La jornada laboral reducida beneficia la salud, aunque aumenta la desigualdad de género
MADRID 6 Mar. (EUROPA PRESS) – Un nuevo estudio revela que trabajar menos horas con el mismo sueldo tiene un impacto positivo en la salud de las personas. Sin embargo, se advierte que esta medida podría aumentar las diferencias de género, ya que las mujeres suelen dedicar más tiempo al cuidado y a las tareas domésticas, mientras que los hombres tienden a aprovechar ese tiempo adicional para actividades personales.
“Si solo reducimos la jornada, sin que haya una modificación más estructural de cómo tenemos organizada la vida y la sociedad, esta reducción horaria impactará de manera diferencial entre hombres y mujeres”, ha explicado Mireia Utzet, investigadora del grupo CISAL y coprimera autora del estudio.
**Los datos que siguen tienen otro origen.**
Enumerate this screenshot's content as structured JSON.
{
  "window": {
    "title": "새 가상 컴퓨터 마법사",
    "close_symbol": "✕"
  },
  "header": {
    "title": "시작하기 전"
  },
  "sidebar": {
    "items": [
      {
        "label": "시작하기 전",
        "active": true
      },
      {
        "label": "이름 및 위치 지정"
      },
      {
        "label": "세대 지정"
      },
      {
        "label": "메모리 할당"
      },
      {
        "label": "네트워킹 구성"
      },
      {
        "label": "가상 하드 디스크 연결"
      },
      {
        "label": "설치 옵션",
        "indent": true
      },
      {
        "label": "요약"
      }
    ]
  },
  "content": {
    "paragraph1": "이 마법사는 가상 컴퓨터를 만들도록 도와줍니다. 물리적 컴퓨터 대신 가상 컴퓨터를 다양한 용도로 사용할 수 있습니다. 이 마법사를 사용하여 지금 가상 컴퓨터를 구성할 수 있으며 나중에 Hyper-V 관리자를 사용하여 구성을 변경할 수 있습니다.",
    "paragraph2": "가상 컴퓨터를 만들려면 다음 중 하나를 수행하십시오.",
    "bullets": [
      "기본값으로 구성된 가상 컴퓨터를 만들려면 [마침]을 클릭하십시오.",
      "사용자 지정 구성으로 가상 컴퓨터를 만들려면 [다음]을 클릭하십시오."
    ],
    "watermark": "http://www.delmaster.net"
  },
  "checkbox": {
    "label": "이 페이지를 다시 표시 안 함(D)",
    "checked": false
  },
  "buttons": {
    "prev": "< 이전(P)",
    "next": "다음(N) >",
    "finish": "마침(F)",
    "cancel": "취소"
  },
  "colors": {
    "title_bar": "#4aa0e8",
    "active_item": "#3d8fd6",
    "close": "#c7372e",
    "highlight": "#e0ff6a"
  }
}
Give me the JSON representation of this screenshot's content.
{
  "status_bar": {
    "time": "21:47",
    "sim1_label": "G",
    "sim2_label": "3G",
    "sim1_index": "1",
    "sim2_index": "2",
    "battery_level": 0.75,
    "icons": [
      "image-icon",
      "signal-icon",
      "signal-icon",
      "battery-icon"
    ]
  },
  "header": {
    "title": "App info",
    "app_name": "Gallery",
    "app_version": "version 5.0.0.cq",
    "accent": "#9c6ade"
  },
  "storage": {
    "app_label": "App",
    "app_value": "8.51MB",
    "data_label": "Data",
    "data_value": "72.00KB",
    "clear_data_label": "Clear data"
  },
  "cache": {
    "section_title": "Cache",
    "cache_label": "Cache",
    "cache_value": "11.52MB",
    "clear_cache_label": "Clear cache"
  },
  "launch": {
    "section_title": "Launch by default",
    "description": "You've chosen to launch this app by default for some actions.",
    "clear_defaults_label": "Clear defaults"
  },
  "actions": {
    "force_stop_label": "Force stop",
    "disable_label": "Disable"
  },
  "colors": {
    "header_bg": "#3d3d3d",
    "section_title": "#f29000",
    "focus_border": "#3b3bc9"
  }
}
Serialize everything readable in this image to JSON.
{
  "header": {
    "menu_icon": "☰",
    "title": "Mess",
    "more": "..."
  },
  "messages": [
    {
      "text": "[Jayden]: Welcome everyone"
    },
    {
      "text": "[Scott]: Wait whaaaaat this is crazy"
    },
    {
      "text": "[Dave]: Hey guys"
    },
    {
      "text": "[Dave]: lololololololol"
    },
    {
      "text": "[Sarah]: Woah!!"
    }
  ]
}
El equipo de investigadores ha analizado los estudios publicados en los últimos 11 años sobre experiencias evaluadas de reducción de la jornada laboral, recopilando un total de 15 estudios e informes que se centran en 16 experiencias implantadas en Europa. De estas, 7 en países escandinavos, cinco en Europa occidental, con dos en España, y tres que abarcan ambos ámbitos. Por su parte, 13 se llevaron a cabo en el sector público y solo 2 en el privado, sin ninguna en el sector industrial. La reducción del horario en las diferentes intervenciones estudiadas varía entre el 10 y el 25 por ciento de la jornada laboral.
Las conclusiones del estudio, publicado en la revista Scandinavian Journal of Work, Environment & Health, indican que las medidas no son menos positivas en el caso de las mujeres, sino que la organización diferencial social en función del género puede intensificarse.
Mercè Soler, investigadora del grupo del Parc Sanitari Sant Joan de Déu y coprimera autora del trabajo, ha indicado que “hay que incorporar la perspectiva de género en el debate de la reducción de la jornada laboral, porque hacer una sociedad más saludable tanto para hombres como para mujeres no es solo una cuestión de horario laboral”.
Asimismo, el equipo responsable del trabajo señala que, para obtener un efecto positivo, la reducción horaria no debe ir vinculada a un incremento de las exigencias laborales para hacer el mismo trabajo en menos tiempo. Si no se acompaña de otras medidas organizacionales para mejorar las condiciones de trabajo o de ocupación, advierten que no se conseguirán efectos positivos sobre los trabajadores y trabajadoras, sino que se mantendrán los aspectos negativos de la precariedad laboral.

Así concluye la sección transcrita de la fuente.